A retrospective cohort study conducted at a Vancouver-based multidisciplinary obesity clinic revealed that female sex may be independently associated with a hyper-response to glucagon-like peptide-1 analogues for weight loss in real-world settings. The clinic aims to contribute to advancing the understanding of obesity management through ongoing patient data analysis.

The findings, published in BMJ Open, highlighted significant variations in total body weight loss (TBWL) outcomes among patients. Investigators analyzed data from 483 adult patients with a body mass index (BMI) of at least 30 kg/m² who had filled prescriptions for subcutaneous semaglutide or liraglutide, with an average follow-up of 17.3 months (520 days). Patients with previous bariatric surgery were excluded. 

The participants were categorized into three response groups based on TBWL outcomes:

• Nonresponders: Less than 5% TBWL (17.8%)
• Moderate responders: 5% to 15% TBWL (48.4%)
• Hyper-responders: Greater than 15% TBWL (33.8%).

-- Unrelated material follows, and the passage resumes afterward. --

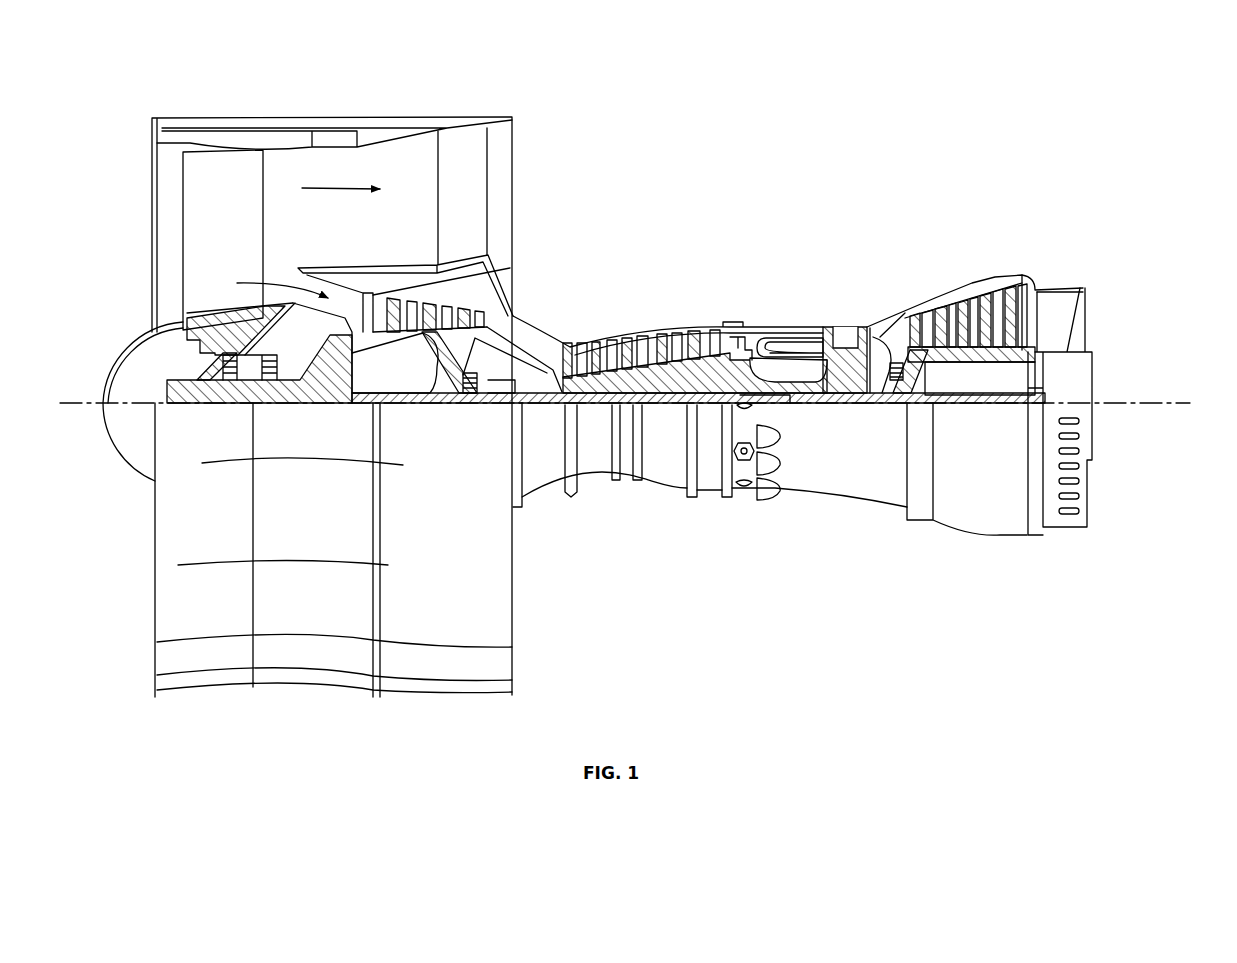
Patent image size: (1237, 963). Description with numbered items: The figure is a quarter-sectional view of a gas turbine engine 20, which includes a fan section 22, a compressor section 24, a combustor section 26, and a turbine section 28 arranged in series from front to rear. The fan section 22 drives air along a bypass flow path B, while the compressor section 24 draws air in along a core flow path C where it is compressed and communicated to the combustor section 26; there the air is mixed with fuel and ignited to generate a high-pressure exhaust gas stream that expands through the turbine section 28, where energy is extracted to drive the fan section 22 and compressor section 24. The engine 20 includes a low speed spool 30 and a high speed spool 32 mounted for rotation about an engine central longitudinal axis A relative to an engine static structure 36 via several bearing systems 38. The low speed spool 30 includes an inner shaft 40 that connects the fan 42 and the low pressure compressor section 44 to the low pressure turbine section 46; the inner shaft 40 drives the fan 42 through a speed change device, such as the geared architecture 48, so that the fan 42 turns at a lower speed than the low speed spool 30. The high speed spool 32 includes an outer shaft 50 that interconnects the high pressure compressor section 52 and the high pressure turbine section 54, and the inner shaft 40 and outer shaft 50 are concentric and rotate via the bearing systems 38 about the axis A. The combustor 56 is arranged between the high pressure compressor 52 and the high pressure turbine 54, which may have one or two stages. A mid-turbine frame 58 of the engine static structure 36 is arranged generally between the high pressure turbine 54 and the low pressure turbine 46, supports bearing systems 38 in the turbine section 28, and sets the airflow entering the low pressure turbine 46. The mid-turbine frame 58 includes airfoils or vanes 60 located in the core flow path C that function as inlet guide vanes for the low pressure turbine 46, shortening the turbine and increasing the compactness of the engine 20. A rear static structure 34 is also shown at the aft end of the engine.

The average TBWL across the entire cohort was 12.2%.

In the multivariable regression analysis, female sex was significantly associated with a hyper-response to glucagon-like peptide-1 (GLP-1) therapy (adjusted odds ratio = 1.92, 95% confidence interval = 1.01–3.65, P = .048).

"Being a woman may be associated with a favorable response, but other key clinical factors like diabetes, age, anthropometric characteristics, depression, anxiety and sedentary behavior do not correlate with response to GLP-1 analogue therapy," explained lead study author Peter Squire, of the Department of Medicine at the University of Alberta in Edmonton, Alberta, Canada, and his colleagues.

The investigators emphasized the clinical relevance of identifying factors linked to weight loss outcomes for more personalized obesity management.

Despite its strengths, they acknowledged limitations, including the single-center design and exclusion of patients with prior bariatric surgery. Future research is needed to identify biomarkers associated with TBWL and to further assess individual predictors of response.